29.1.2019 17:05:36
Habire ah karanlık, çetrefilli dünyamız
Yoksun, eksik ve fakir, hem karamsar rüyamız!
Güya bir iddiayla söyleniriz “ümmetiz”
Bir varmış bir yokmuş hem sanki bir hayaletiz
Ne mekâna ad verdik, ne zamanla uyuştuk
Düzlükler uzak kaldı, sarp yollarda yokuştuk
Bir kuyuya düştük ki, mümkün mü kolay çıkmak
Selsefil hem bedbahtız, her taraf çıkmaz sokak!

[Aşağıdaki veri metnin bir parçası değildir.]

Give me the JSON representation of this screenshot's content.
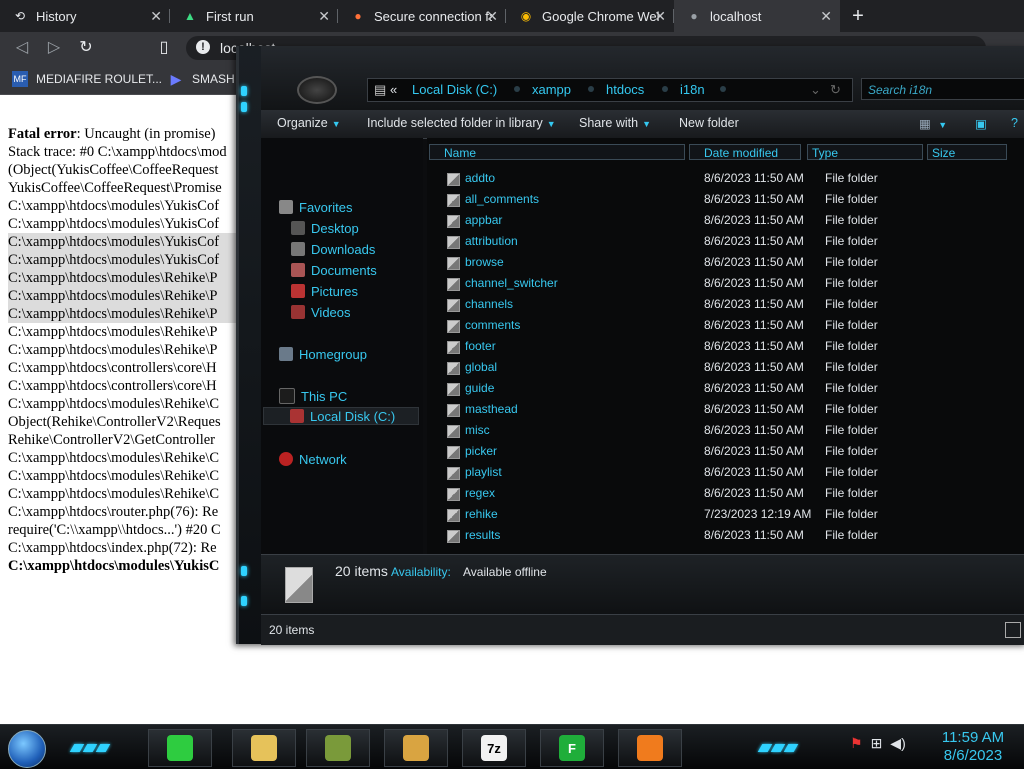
{
  "browser": {
    "tabs": [
      {
        "label": "History",
        "icon": "history-icon"
      },
      {
        "label": "First run",
        "icon": "first-run-icon"
      },
      {
        "label": "Secure connection fa",
        "icon": "firefox-icon"
      },
      {
        "label": "Google Chrome Wel",
        "icon": "chrome-icon"
      },
      {
        "label": "localhost",
        "icon": "globe-icon"
      }
    ],
    "active_tab": 4,
    "url": "localhost",
    "bookmarks": [
      {
        "label": "MEDIAFIRE ROULET...",
        "icon_text": "MF"
      },
      {
        "label": "SMASH"
      }
    ]
  },
  "page": {
    "error_lines": [
      {
        "bold": "Fatal error",
        "text": ": Uncaught (in promise)"
      },
      {
        "text": "Stack trace: #0 C:\\xampp\\htdocs\\mod"
      },
      {
        "text": "(Object(YukisCoffee\\CoffeeRequest"
      },
      {
        "text": "YukisCoffee\\CoffeeRequest\\Promise"
      },
      {
        "text": "C:\\xampp\\htdocs\\modules\\YukisCof"
      },
      {
        "text": "C:\\xampp\\htdocs\\modules\\YukisCof"
      },
      {
        "text": "C:\\xampp\\htdocs\\modules\\YukisCof",
        "hl": true
      },
      {
        "text": "C:\\xampp\\htdocs\\modules\\YukisCof",
        "hl": true
      },
      {
        "text": "C:\\xampp\\htdocs\\modules\\Rehike\\P",
        "hl": true
      },
      {
        "text": "C:\\xampp\\htdocs\\modules\\Rehike\\P",
        "hl": true
      },
      {
        "text": "C:\\xampp\\htdocs\\modules\\Rehike\\P",
        "hl": true
      },
      {
        "text": "C:\\xampp\\htdocs\\modules\\Rehike\\P"
      },
      {
        "text": "C:\\xampp\\htdocs\\modules\\Rehike\\P"
      },
      {
        "text": "C:\\xampp\\htdocs\\controllers\\core\\H"
      },
      {
        "text": "C:\\xampp\\htdocs\\controllers\\core\\H"
      },
      {
        "text": "C:\\xampp\\htdocs\\modules\\Rehike\\C"
      },
      {
        "text": "Object(Rehike\\ControllerV2\\Reques"
      },
      {
        "text": "Rehike\\ControllerV2\\GetController"
      },
      {
        "text": "C:\\xampp\\htdocs\\modules\\Rehike\\C"
      },
      {
        "text": "C:\\xampp\\htdocs\\modules\\Rehike\\C"
      },
      {
        "text": "C:\\xampp\\htdocs\\modules\\Rehike\\C"
      },
      {
        "text": "C:\\xampp\\htdocs\\router.php(76): Re"
      },
      {
        "text": "require('C:\\\\xampp\\\\htdocs...') #20 C"
      },
      {
        "text": "C:\\xampp\\htdocs\\index.php(72): Re"
      },
      {
        "bold": "C:\\xampp\\htdocs\\modules\\YukisC",
        "text": ""
      }
    ]
  },
  "explorer": {
    "breadcrumb": {
      "overflow": "«",
      "parts": [
        "Local Disk (C:)",
        "xampp",
        "htdocs",
        "i18n"
      ]
    },
    "search_placeholder": "Search i18n",
    "commands": {
      "organize": "Organize",
      "include": "Include selected folder in library",
      "share": "Share with",
      "new_folder": "New folder"
    },
    "nav": {
      "favorites": "Favorites",
      "desktop": "Desktop",
      "downloads": "Downloads",
      "documents": "Documents",
      "pictures": "Pictures",
      "videos": "Videos",
      "homegroup": "Homegroup",
      "this_pc": "This PC",
      "local_disk": "Local Disk (C:)",
      "network": "Network"
    },
    "columns": {
      "name": "Name",
      "date": "Date modified",
      "type": "Type",
      "size": "Size"
    },
    "files": [
      {
        "name": "addto",
        "date": "8/6/2023 11:50 AM",
        "type": "File folder"
      },
      {
        "name": "all_comments",
        "date": "8/6/2023 11:50 AM",
        "type": "File folder"
      },
      {
        "name": "appbar",
        "date": "8/6/2023 11:50 AM",
        "type": "File folder"
      },
      {
        "name": "attribution",
        "date": "8/6/2023 11:50 AM",
        "type": "File folder"
      },
      {
        "name": "browse",
        "date": "8/6/2023 11:50 AM",
        "type": "File folder"
      },
      {
        "name": "channel_switcher",
        "date": "8/6/2023 11:50 AM",
        "type": "File folder"
      },
      {
        "name": "channels",
        "date": "8/6/2023 11:50 AM",
        "type": "File folder"
      },
      {
        "name": "comments",
        "date": "8/6/2023 11:50 AM",
        "type": "File folder"
      },
      {
        "name": "footer",
        "date": "8/6/2023 11:50 AM",
        "type": "File folder"
      },
      {
        "name": "global",
        "date": "8/6/2023 11:50 AM",
        "type": "File folder"
      },
      {
        "name": "guide",
        "date": "8/6/2023 11:50 AM",
        "type": "File folder"
      },
      {
        "name": "masthead",
        "date": "8/6/2023 11:50 AM",
        "type": "File folder"
      },
      {
        "name": "misc",
        "date": "8/6/2023 11:50 AM",
        "type": "File folder"
      },
      {
        "name": "picker",
        "date": "8/6/2023 11:50 AM",
        "type": "File folder"
      },
      {
        "name": "playlist",
        "date": "8/6/2023 11:50 AM",
        "type": "File folder"
      },
      {
        "name": "regex",
        "date": "8/6/2023 11:50 AM",
        "type": "File folder"
      },
      {
        "name": "rehike",
        "date": "7/23/2023 12:19 AM",
        "type": "File folder"
      },
      {
        "name": "results",
        "date": "8/6/2023 11:50 AM",
        "type": "File folder"
      }
    ],
    "details": {
      "count": "20 items",
      "availability_label": "Availability:",
      "availability_value": "Available offline"
    },
    "status_count": "20 items"
  },
  "taskbar": {
    "apps": [
      {
        "name": "notes-app-icon",
        "text": "",
        "bg": "#2ecc40"
      },
      {
        "name": "file-explorer-icon",
        "text": "",
        "bg": "#e6c25a"
      },
      {
        "name": "transfer-app-icon",
        "text": "",
        "bg": "#7a9a3a"
      },
      {
        "name": "handshake-app-icon",
        "text": "",
        "bg": "#d9a441"
      },
      {
        "name": "sevenzip-icon",
        "text": "7z",
        "bg": "#f2f2f2"
      },
      {
        "name": "f-app-icon",
        "text": "F",
        "bg": "#1fae3a"
      },
      {
        "name": "xampp-icon",
        "text": "",
        "bg": "#f07b1d"
      }
    ],
    "clock_time": "11:59 AM",
    "clock_date": "8/6/2023"
  },
  "colors": {
    "accent": "#38c8ef",
    "chrome_bg": "#202124"
  }
}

Bir araya toplansa, serilse sereserpe
Yığın yığın günahlar, yeter de artar derde
Atalet boynumuza, urgan oldu asılı
Mevsimleri yıllara küstürdük ah hâsılı
Zemheri bir ân gelir, lime lime ederler
''Hani ya ne getirdin, bohçanda ne var'' derler
Bize de bakar mısın, nurdan yüzünle bir kez?
Ah öyle mahcubuz ki hem değiliz mücehhez!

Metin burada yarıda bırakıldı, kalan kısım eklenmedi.